Content augmentation
Tim L edited this page Mar 9, 2014
·
18 revisions
- Content augmentation can be performed after Recovering Data from View
- This process is discuss in our paper Content-preserving Graphics.
How to use the vsr-follow.sh script to crawl Linked Data.
Usage:
$ vsr-follow.sh
usage: vsr-follow.sh [-w] [-od <directory>] <seed-file> [--no-sameness] [--start-to] [--instances-of <rdfs-class>+] [--follow <rdf-property>+]
-w : write the output to file.
-od <directory> : write the outputs into the given directory.
<seed-file> : the RDF file to start augmentation. Can be an RDF file, or a GRDDL-annotated XML file.
--no-sameness : do not follow owl:sameAs, prov:specialization, or prov:alternateOf on followed objects.
--start-to : clear the visit list before beginning augmentation. Will re-visit everything at least once.
--instances-of <rdfs-class>+ : dereference instances of these classes.
--follow <rdf-property>+ : after dereferencing the depictions, also resolve all objects of the given RDF property.
In this use case, we have formats but not their labels. We can get them by resolving the FileFormat URIs.
When we have some RDF descriptions of things with file formats:
$ head formatted-things.ttl
<http://opendap.tw.rpi.edu/source/us/file/cr-sparql-sd/version/latest/source/sparql-sd.rdf>
dcterms:format <http://provenanceweb.org/formats/pronom/fmt/101> .
<http://opendap.tw.rpi.edu/source/us/file/cr-full-dump/version/latest/conversion/opendap-tw-rpi-edu.nt.gz>
dcterms:format <http://www.w3.org/ns/formats/N-Triples> .
<http://opendap.tw.rpi.edu/source/us/file/opendap-components/version/2014-Jan-07/conversion/us-opendap-components-2014-Jan-07.e1.sample.ttl>
dcterms:format <http://www.w3.org/ns/formats/Turtle> .

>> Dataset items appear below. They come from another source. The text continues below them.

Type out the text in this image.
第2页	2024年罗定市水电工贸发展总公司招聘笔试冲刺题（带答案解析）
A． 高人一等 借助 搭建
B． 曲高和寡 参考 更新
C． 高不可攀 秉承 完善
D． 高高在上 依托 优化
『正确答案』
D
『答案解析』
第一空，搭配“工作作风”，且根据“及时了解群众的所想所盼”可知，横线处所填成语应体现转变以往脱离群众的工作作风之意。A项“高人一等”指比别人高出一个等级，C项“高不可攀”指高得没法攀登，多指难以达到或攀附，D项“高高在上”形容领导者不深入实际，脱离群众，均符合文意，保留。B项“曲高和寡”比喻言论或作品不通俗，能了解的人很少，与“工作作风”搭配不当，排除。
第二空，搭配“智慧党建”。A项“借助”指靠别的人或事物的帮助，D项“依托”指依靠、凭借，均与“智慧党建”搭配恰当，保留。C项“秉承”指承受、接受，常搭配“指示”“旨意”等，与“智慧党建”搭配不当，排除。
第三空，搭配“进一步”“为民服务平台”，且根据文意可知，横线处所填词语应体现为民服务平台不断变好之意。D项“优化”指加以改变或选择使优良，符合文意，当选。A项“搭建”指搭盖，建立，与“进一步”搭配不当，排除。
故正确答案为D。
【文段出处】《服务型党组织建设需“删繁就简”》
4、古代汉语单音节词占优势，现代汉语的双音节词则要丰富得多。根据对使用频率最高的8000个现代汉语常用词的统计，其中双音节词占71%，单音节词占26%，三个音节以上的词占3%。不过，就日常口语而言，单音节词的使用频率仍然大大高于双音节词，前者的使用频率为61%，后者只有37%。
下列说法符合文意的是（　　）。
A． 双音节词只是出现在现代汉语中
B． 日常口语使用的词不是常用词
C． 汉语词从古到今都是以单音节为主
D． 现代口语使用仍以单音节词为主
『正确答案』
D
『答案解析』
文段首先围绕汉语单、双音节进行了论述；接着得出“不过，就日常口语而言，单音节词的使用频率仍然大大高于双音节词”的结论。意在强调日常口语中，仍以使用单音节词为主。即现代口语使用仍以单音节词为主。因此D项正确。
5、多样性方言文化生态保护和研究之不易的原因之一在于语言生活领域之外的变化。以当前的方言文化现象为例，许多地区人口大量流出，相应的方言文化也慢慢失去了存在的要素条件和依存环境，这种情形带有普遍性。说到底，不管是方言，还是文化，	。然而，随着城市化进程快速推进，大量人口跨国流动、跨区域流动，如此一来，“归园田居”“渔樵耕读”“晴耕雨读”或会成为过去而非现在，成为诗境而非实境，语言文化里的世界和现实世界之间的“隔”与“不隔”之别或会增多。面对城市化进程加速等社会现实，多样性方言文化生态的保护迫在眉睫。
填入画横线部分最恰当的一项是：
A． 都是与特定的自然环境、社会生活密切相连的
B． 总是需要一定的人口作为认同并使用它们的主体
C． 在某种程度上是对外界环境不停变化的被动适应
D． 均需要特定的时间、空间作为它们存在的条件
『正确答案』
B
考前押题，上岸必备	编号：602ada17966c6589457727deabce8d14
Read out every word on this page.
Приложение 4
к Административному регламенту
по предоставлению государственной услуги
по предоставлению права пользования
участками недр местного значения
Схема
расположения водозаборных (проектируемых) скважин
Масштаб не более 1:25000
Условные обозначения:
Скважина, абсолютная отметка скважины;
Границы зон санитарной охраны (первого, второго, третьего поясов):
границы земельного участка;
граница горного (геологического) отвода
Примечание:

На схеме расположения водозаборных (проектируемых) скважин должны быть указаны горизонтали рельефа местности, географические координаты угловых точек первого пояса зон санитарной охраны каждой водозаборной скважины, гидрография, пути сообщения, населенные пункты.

... we can get the labels for those formats using the following command.
-
--start-to
clears the visit history that might exist. The visit history lets us avoid revisiting the same URIs. -
--follow
tells us which RDF properties to walk to resolve all of their object URIs. - The file
formatted-things.ttl.ttl
is written. - Notice that the script 'fills "sameness" relation' because some of the FileFormats are prov:alternateOf other URIs; this is equivalent to including "prov:alternateOf, prov:specializationOf, and owl:sameAs" in the
--follow
parameter. We can avoid these extra traversals by specifying the--no-sameness
parameter. - The status reporting shows how many properties it is following
(1 of 1)
, and how many triples it has collected so far (starting at886
and ending at983
). Lines such as| http://provenanceweb.org/formats/pronom/fmt/101
indicate that we've already requested the URI and are avoiding a repeat request.

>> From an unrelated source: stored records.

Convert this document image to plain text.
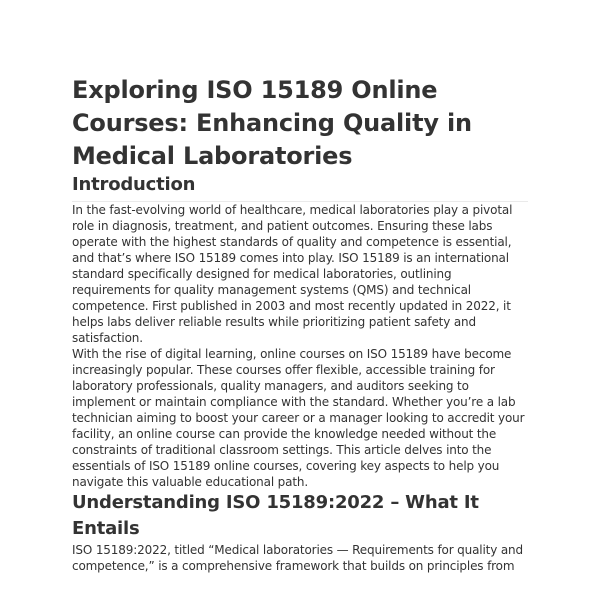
Exploring ISO 15189 Online Courses: Enhancing Quality in Medical Laboratories
Introduction

In the fast-evolving world of healthcare, medical laboratories play a pivotal role in diagnosis, treatment, and patient outcomes. Ensuring these labs operate with the highest standards of quality and competence is essential, and that’s where ISO 15189 comes into play. ISO 15189 is an international standard specifically designed for medical laboratories, outlining requirements for quality management systems (QMS) and technical competence. First published in 2003 and most recently updated in 2022, it helps labs deliver reliable results while prioritizing patient safety and satisfaction.

With the rise of digital learning, online courses on ISO 15189 have become increasingly popular. These courses offer flexible, accessible training for laboratory professionals, quality managers, and auditors seeking to implement or maintain compliance with the standard. Whether you’re a lab technician aiming to boost your career or a manager looking to accredit your facility, an online course can provide the knowledge needed without the constraints of traditional classroom settings. This article delves into the essentials of ISO 15189 online courses, covering key aspects to help you navigate this valuable educational path.

Understanding ISO 15189:2022 – What It Entails

ISO 15189:2022, titled “Medical laboratories — Requirements for quality and competence,” is a comprehensive framework that builds on principles from
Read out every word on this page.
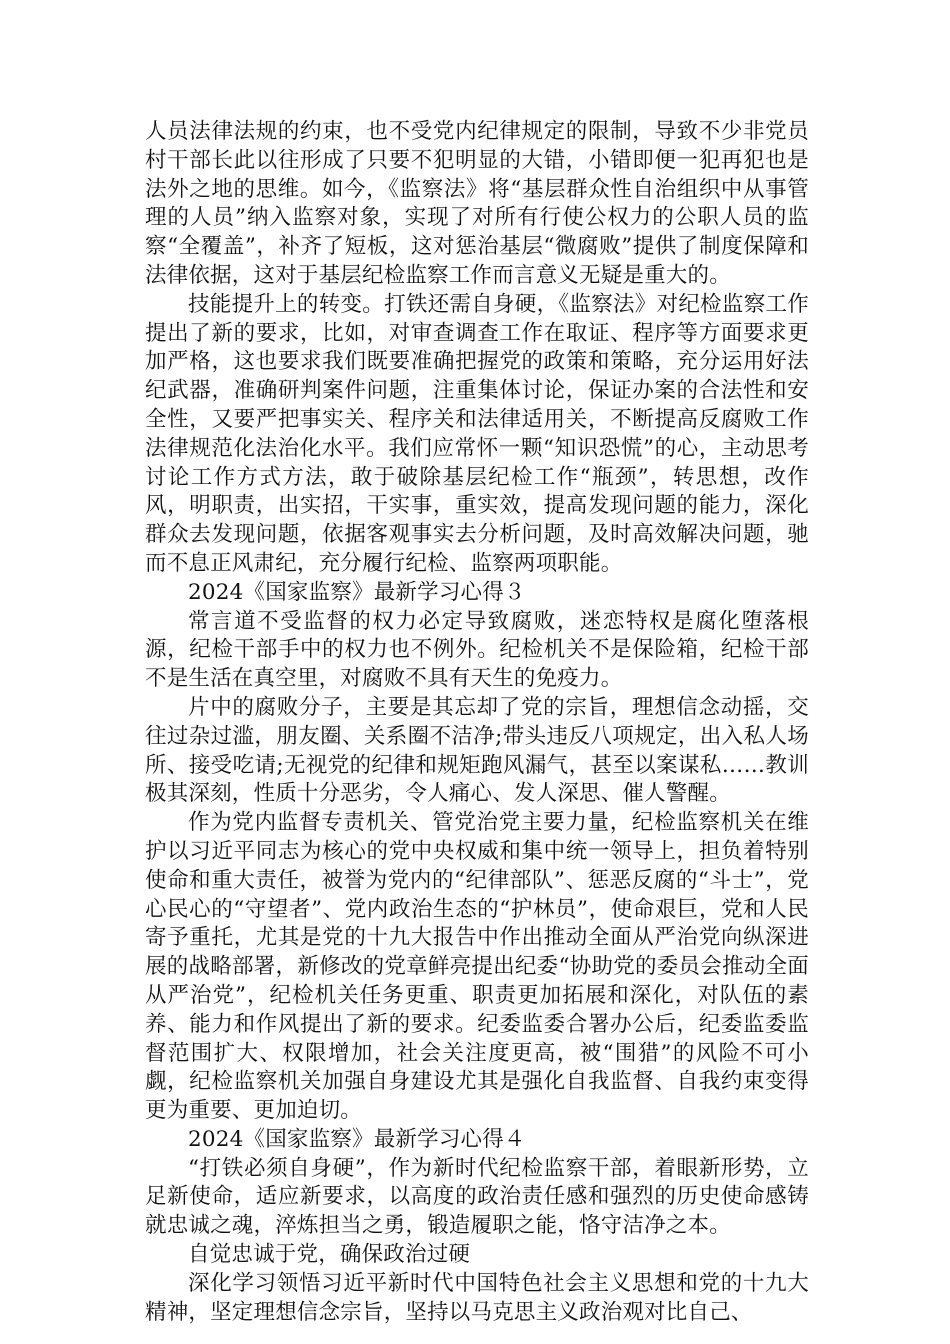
人员法律法规的约束，也不受党内纪律规定的限制，导致不少非党员村干部长此以往形成了只要不犯明显的大错，小错即便一犯再犯也是法外之地的思维。如今，《监察法》将“基层群众性自治组织中从事管理的人员”纳入监察对象，实现了对所有行使公权力的公职人员的监察“全覆盖”，补齐了短板，这对惩治基层“微腐败”提供了制度保障和法律依据，这对于基层纪检监察工作而言意义无疑是重大的。

技能提升上的转变。打铁还需自身硬，《监察法》对纪检监察工作提出了新的要求，比如，对审查调查工作在取证、程序等方面要求更加严格，这也要求我们既要准确把握党的政策和策略，充分运用好法纪武器，准确研判案件问题，注重集体讨论，保证办案的合法性和安全性，又要严把事实关、程序关和法律适用关，不断提高反腐败工作法律规范化法治化水平。我们应常怀一颗“知识恐慌”的心，主动思考讨论工作方式方法，敢于破除基层纪检工作“瓶颈”，转思想，改作风，明职责，出实招，干实事，重实效，提高发现问题的能力，深化群众去发现问题，依据客观事实去分析问题，及时高效解决问题，驰而不息正风肃纪，充分履行纪检、监察两项职能。

2024《国家监察》最新学习心得３

常言道不受监督的权力必定导致腐败，迷恋特权是腐化堕落根源，纪检干部手中的权力也不例外。纪检机关不是保险箱，纪检干部不是生活在真空里，对腐败不具有天生的免疫力。

片中的腐败分子，主要是其忘却了党的宗旨，理想信念动摇，交往过杂过滥，朋友圈、关系圈不洁净;带头违反八项规定，出入私人场所、接受吃请;无视党的纪律和规矩跑风漏气，甚至以案谋私……教训极其深刻，性质十分恶劣，令人痛心、发人深思、催人警醒。

作为党内监督专责机关、管党治党主要力量，纪检监察机关在维护以习近平同志为核心的党中央权威和集中统一领导上，担负着特别使命和重大责任，被誉为党内的“纪律部队”、惩恶反腐的“斗士”，党心民心的“守望者”、党内政治生态的“护林员”，使命艰巨，党和人民寄予重托，尤其是党的十九大报告中作出推动全面从严治党向纵深进展的战略部署，新修改的党章鲜亮提出纪委“协助党的委员会推动全面从严治党”，纪检机关任务更重、职责更加拓展和深化，对队伍的素养、能力和作风提出了新的要求。纪委监委合署办公后，纪委监委监督范围扩大、权限增加，社会关注度更高，被“围猎”的风险不可小觑，纪检监察机关加强自身建设尤其是强化自我监督、自我约束变得更为重要、更加迫切。

2024《国家监察》最新学习心得４

“打铁必须自身硬”，作为新时代纪检监察干部，着眼新形势，立足新使命，适应新要求，以高度的政治责任感和强烈的历史使命感铸就忠诚之魂，淬炼担当之勇，锻造履职之能，恪守洁净之本。

自觉忠诚于党，确保政治过硬

深化学习领悟习近平新时代中国特色社会主义思想和党的十九大精神，坚定理想信念宗旨，坚持以马克思主义政治观对比自己、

$ vsr-follow.sh formatted-things.ttl --start-to --follow dcterms:format
following http://purl.org/dc/terms/format (1 / 1) from subjects in manual/formatted-things.ttl.ttl
886 < http://provenanceweb.org/format/mime/application/gzip (1)

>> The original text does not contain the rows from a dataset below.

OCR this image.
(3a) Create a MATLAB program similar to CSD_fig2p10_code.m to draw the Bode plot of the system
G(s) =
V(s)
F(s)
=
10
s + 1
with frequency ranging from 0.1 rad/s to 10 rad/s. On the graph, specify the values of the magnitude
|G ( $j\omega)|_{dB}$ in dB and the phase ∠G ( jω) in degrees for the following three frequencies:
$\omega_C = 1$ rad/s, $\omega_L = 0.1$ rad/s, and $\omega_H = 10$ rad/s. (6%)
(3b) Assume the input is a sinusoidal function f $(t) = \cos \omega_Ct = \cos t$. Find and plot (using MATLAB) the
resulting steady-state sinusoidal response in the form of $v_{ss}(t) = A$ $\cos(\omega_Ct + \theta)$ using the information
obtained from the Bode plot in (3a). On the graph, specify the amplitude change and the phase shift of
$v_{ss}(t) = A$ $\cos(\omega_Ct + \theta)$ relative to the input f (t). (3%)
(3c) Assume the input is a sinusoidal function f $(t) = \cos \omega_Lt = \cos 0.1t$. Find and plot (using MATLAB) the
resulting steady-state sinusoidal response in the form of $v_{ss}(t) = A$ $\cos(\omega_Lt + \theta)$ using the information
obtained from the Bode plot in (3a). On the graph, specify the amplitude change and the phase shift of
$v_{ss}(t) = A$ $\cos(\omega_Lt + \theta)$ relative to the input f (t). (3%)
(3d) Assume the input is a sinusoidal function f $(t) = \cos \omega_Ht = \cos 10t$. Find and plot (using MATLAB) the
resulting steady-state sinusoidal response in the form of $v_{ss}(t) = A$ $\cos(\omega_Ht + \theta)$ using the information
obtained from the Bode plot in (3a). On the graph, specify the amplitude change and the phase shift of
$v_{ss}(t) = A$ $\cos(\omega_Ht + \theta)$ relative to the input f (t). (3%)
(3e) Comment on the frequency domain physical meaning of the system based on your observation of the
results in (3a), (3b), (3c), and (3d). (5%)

895 < http://provenanceweb.org/format/mime/text/plain (2)
908 < http://provenanceweb.org/formats/pronom/fmt/101 (3)
923 < http://provenanceweb.org/formats/pronom/fmt/11 (4)
936 < http://provenanceweb.org/formats/pronom/fmt/282 (5)
949 < http://provenanceweb.org/formats/pronom/fmt/471 (6)
961 < http://provenanceweb.org/formats/pronom/x-fmt/266 (7)
961 < https://github.com/tetherless-world/opendap/issues/45 (for #datadds) (8)
961 < https://github.com/tetherless-world/opendap/wiki/OPeNDAP-Vocabulary (for #wiki-abstract-netcdf) (9)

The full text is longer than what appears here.